“Comfort Women”: A New Musical’ Divulges a Historical Sorrow


By Lynn Chawengwongsa

Forget who you are momentarily and imagine you are a young woman in a militarily occupied country. You have little means of supporting your family, and the foreign soldiers stationed in your town have taken everything you own. All seems lost until you meet a man who promises you a lucrative factory job in a neighboring country. Do you leave for the prospect of newfound wealth or try to eke out a living at home?

The choice is a gamble. Choose to stay and you will live with the hazards of poverty and military strife. Choose to leave and you will unknowingly be forced into sexual servitude at the hands of the occupying army in a faraway land.

As much as this no-win scenario seems to be a hypothetical nightmare, it was once a reality for the women whose lives inspired director Dimo Hyun Jun Kim’s off-Broadway debut, “Comfort Women: A New Musical.”

The musical, which opened on July 31 at the Theatre at St. Clement’s, draws its narrative from the accounts of comfort women, women in Japanese-occupied territories who were forced into sexual slavery by the Imperial Japanese Army during World War II. It’s a daring tale that will make you rethink your understanding of human cruelty and suffering through the story of one woman in the 1940s. That woman is Goeun Kim, a young Korean whose life is a struggle few of us will ever know.

Goeun’s story is an undeniably somber tale inundated with the kind of indelible suffering that is always associated with sexual violence. She is a young woman who is desperate to take a chance for a dream that is seemingly within reach, agreeing to take a factory job in Japan only to be trafficked. Her foolish naivete, which prompts her to sign a contract she can’t read, is maddening. However, it’s hard to think that Goeun deserves the consequences of her choice. For almost any other character it would be much easier to blame foolishness or blind innocence for a cruel fate. All you can do is sympathize when Goeun finds herself under increasingly horrendous circumstances.

It’s a demanding task to play Goeun, to remain emotionally connected to a character whose life is so far removed from the modern actress’s. But on August 1, Sandra W. Lee’s talent and sensibility provided a nuanced portrayal of Goeun. Although there isn’t much to invest in the character in the first act, Lee, who is double-casted alongside Meagan Lee Hodson, delivered a poignant performance where it mattered most. Her character’s sorrow was comprised of layer upon layer of anguish, homesickness, pain, and every other emotion someone in her character’s situation would feel. Lee depicted the kind of despair that only a person who has lost everything can feel, a despair found in the great depths of human emotion.

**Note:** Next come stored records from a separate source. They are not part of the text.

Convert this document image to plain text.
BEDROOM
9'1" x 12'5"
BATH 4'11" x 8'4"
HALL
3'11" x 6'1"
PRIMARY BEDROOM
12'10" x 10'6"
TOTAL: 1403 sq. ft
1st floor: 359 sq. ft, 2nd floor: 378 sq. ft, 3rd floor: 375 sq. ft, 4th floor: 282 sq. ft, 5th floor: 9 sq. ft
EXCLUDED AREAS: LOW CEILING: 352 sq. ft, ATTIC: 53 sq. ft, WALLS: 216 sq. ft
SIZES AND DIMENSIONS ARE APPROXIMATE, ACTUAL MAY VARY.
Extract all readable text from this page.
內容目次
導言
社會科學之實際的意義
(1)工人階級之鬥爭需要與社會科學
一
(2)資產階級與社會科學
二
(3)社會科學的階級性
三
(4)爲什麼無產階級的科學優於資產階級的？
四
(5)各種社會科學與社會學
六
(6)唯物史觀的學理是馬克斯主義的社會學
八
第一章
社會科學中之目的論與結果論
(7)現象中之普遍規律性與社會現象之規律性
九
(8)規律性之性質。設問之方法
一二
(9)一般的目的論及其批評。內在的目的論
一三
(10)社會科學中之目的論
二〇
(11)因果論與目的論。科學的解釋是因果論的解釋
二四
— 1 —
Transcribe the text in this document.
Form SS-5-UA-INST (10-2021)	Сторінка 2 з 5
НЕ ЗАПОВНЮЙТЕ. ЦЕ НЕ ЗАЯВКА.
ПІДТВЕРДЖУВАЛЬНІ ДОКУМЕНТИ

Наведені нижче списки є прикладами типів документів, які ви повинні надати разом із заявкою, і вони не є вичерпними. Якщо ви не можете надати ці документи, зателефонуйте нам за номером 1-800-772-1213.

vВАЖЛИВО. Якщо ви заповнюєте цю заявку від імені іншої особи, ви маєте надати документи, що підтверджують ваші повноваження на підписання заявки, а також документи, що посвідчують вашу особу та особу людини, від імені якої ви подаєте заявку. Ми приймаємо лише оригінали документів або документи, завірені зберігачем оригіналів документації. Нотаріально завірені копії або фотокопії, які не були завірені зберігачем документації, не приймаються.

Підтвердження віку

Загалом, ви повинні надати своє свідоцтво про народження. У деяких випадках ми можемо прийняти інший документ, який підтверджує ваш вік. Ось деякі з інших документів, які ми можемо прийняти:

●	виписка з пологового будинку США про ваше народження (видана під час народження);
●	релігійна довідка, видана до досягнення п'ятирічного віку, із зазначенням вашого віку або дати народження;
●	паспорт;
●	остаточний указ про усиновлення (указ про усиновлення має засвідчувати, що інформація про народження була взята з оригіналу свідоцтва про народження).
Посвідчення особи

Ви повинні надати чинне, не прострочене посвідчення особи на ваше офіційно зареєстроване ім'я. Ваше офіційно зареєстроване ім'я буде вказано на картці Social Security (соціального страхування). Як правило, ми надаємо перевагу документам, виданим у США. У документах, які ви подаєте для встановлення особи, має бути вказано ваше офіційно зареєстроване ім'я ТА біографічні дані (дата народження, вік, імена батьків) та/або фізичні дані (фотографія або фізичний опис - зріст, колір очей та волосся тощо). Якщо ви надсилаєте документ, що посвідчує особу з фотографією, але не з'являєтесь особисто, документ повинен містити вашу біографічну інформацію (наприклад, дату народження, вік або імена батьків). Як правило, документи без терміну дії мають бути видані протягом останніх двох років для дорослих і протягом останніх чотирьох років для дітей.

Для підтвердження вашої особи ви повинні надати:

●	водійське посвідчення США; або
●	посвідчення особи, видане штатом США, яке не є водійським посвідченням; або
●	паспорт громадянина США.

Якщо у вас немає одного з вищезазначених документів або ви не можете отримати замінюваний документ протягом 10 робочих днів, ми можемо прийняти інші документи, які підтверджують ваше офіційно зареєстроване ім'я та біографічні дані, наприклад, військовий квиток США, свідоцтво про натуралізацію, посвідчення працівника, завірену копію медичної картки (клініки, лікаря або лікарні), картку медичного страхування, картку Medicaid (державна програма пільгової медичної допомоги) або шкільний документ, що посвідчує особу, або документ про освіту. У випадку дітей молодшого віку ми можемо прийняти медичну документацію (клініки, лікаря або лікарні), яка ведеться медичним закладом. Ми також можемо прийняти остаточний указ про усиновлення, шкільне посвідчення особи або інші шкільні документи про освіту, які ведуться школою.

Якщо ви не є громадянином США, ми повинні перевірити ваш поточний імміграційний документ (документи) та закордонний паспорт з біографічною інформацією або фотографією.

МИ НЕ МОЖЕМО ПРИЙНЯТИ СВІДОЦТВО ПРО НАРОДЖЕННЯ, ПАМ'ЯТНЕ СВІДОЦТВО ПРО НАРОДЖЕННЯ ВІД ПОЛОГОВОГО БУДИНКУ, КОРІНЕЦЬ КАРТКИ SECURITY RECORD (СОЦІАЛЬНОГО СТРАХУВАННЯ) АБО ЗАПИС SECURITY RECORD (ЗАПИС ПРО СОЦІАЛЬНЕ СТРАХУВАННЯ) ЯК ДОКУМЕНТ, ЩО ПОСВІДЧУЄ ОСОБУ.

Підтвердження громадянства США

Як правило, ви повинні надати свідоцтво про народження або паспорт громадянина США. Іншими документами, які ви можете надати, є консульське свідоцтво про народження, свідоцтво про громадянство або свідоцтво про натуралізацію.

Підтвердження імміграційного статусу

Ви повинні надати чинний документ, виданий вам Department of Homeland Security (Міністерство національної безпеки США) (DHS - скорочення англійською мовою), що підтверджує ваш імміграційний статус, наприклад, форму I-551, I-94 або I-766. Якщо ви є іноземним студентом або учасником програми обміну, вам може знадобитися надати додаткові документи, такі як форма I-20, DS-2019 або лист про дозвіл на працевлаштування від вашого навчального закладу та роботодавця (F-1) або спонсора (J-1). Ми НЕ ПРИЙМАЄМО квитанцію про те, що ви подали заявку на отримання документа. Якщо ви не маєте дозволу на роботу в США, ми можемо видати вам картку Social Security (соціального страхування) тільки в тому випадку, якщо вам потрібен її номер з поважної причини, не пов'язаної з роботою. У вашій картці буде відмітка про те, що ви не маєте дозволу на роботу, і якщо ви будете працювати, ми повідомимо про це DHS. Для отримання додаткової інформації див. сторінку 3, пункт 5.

While it’s difficult to imagine and even think about the experiences – namely, human trafficking and sexual violence – that could effect the sorrow in Lee’s character portrayal, it’s an integral part of the narrative. What awaits theatergoers is not a vulgar dance number miming copulation but a tasteful dance sequence of resistance and grappling. The dance is sinuous, passionate and dramatic – but definitely not to be mistaken for romance – and is almost as striking as the billowing clouds of smoke, flashing lights and crackling gunshots that lead up to it.

Aside from a few technical glitches and minor flaws, “Comfort Women: A New Music” is a nicely executed work through which Kim has proven his potential for directing and producing. The musical is sometimes infuriating and other times complaisant, but always engaging. Kim has come a long way since his days working on small university productions such as City College’s dreadful and sloppy rendition of the musical “Promenade.”

Unlike most other mainstream theater productions, “Comfort Women: A New Musical” finds its value in preserving an almost forgotten history of social importance, beyond the purposes of pure entertainment. It leaves a real mark for those who are smart to recognize its significance.

Dimo Hyun Jun Kim’s “Comfort Women: A New Music” is running for a limited engagement at the Theatre at St. Clement’s until August 9, 2015.